In other words, random visitors cannot come in to utilize regular old library books, but if we want access to your rare and irreplaceable documents, there’s no problem! Needless to say, there was plenty of flabbergast and hufflepuffling on our way upstairs — why in the world should these texts and resources be holed up in an elitist ivory tower to begin with? What were they frightened of? That there would be a rash of book thievings? Or maybe they just don’t want anyone but Columbia students to use their bathrooms — university libraries and their toilets!
I was fortunate enough to get to spend the entirety of the afternoon there (despite their early close hours due to Spring Break), sifting through Ginsberg’s letters to Neal Cassady, Gregory Corso, his father, Lionel Trilling, his brother Eugene, and vice versa.
Of course, what I was most excited to see was what types of literary magazines and political papers Ginsberg had kept lying about his apartment; I wanted a fresh angle on his thought processes, interests, and pastimes. And good ol’ A.G. didn’t disappoint —
The fellow kept everything from amateur, small-time small-time lit mags to freaky coloring books (given to him by fans) to grassroots political periodicals from a variety of small towns (often featuring him or another Beat) to lit mags dedicated entirely to LGBTQ materials. I felt as though I were meeting A.G. anew (although I will say I do not have a “Well, I met A.G. when…” story — it’s only through his words and biographies that I’ve come to have my own scholarly, literary crush on the guy).
His letters were also, of course, a wonder on every page (even on those where he discussed the more “normal” business such as borrowing money from his father (Louis Ginsberg) or congratulating his brother on his first baby). Many of his letters are already published as books (check out: The Letters of Allen Ginsberg, Jack Kerouac and Allen Ginsberg: The Letters, or — my personal favorite — The Selected Letters of Allen Ginsberg and Gary Snyder) but many remain unpublished.

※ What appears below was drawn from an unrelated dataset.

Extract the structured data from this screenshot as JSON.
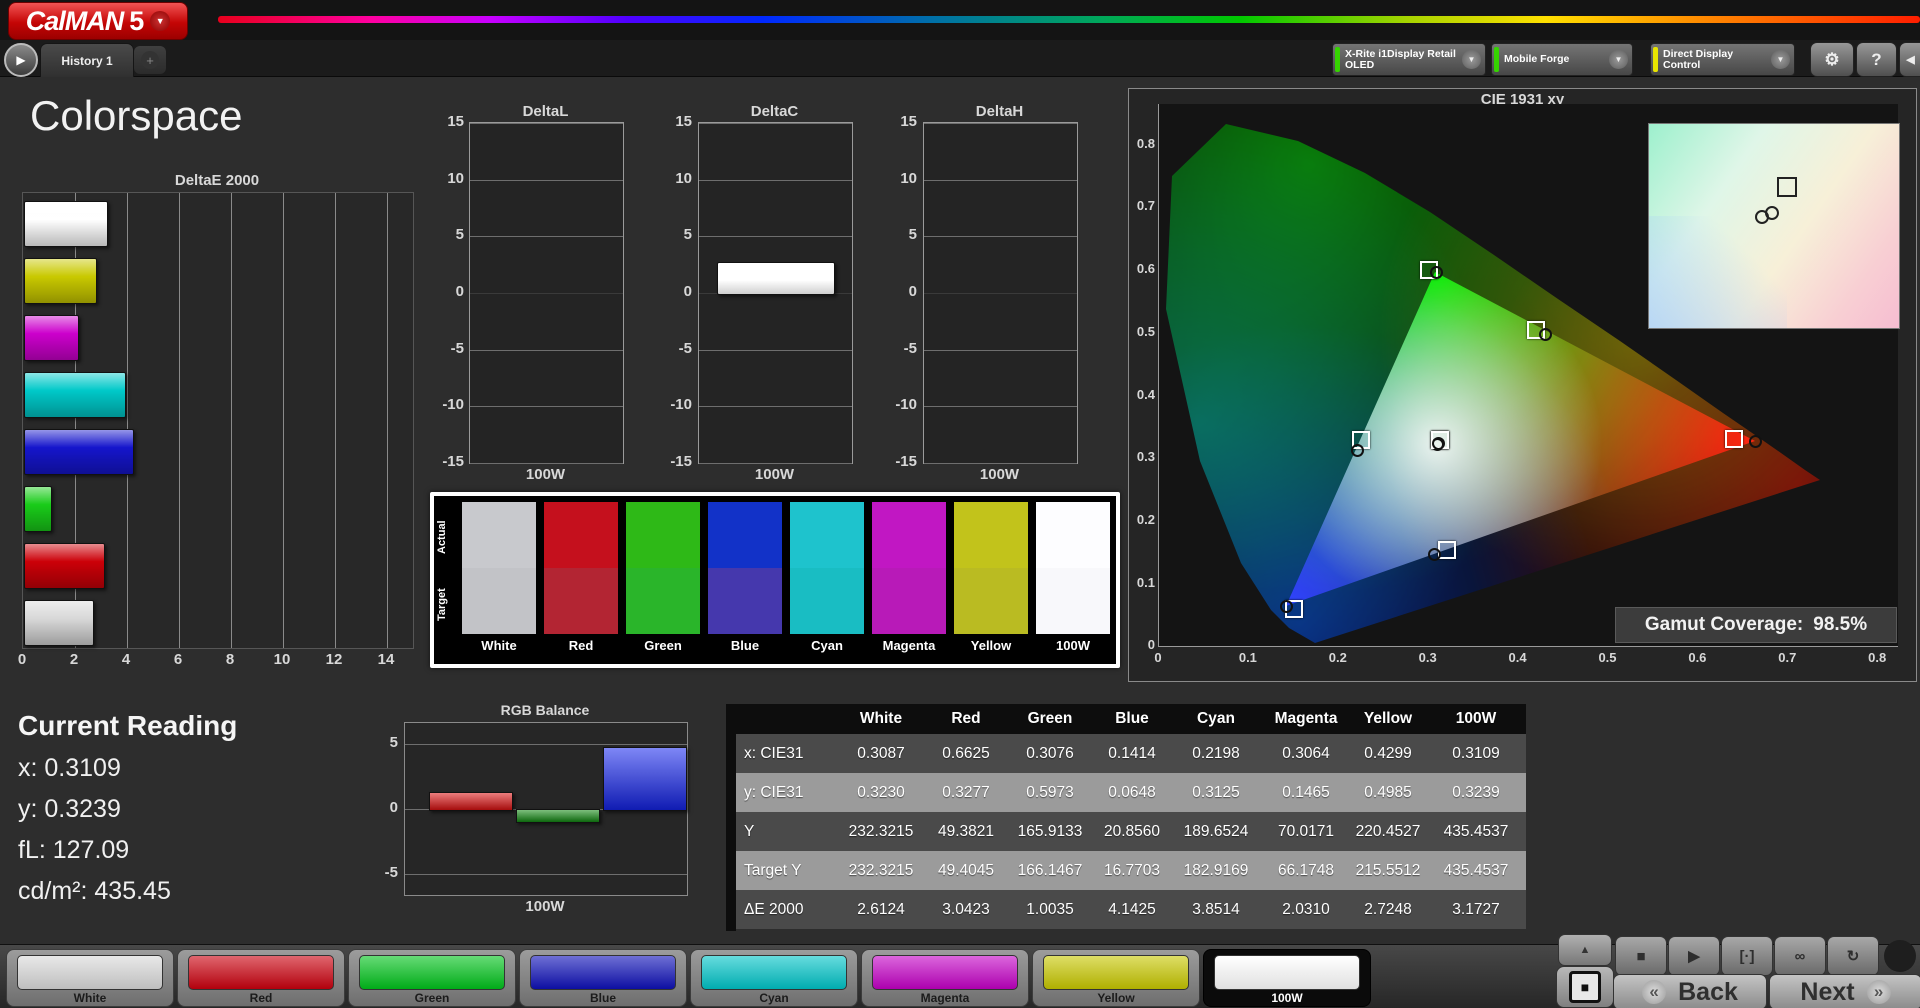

Of course, when you visit a Special Collections or Rare Manuscripts library, you are typically allowed to take digital, no-flash photos of the materials which means that I now not only have the pleasure of housing many of these letters in my own (digital) files but that I also have plenty of time now (sort of) to try and decipher handwriting so garbled it could be that Ginsberg had actually dictated to a Coyote, the poor Old Man scrawling down notes as best he could between claw, paw, and pencil.
Anyhoo, we’re on our way back from the bustle, cigarette smoke, and towering towers of NY to home home again Maryland where the further research and sifting through of these new files may commence.
And while some may argue that this is why all archival materials ought to be digitized — I must beg to differ. There is something magical about going to an archive and handling the primary documents your subjects created — it brings you closer to them, to the project and process. For example, during my work today I came across a note A.G. had scrawled across the inside of an old, empty matchbook and I could see from the scruffing and scratching of the paper that each one of those matches had been well struck, possibly for one of those iconic cigs blowin’ smoke around his typewriter as his fingers flew about “Howl.” I swear in that moment I felt as though I could both hear and smell A.G. strikin’ up that final match whether for cig, joint, or warmth, see the little light dancing a soft glow across his beard. There is something about being there and handling the materials yourself that makes the whole process suddenly seem deeply real and freshly important to at least the primary person you’re sharing the research with — your subject.
Anyway, folks, the q’s from this morning still stand —
What most intrigues you about A.G.? What would you be most interesting in learning more about regarding A.G.?
What title do you think might be a good, official fit for the book?
All business aside, I hope you all have smashing St. Patty’s Days!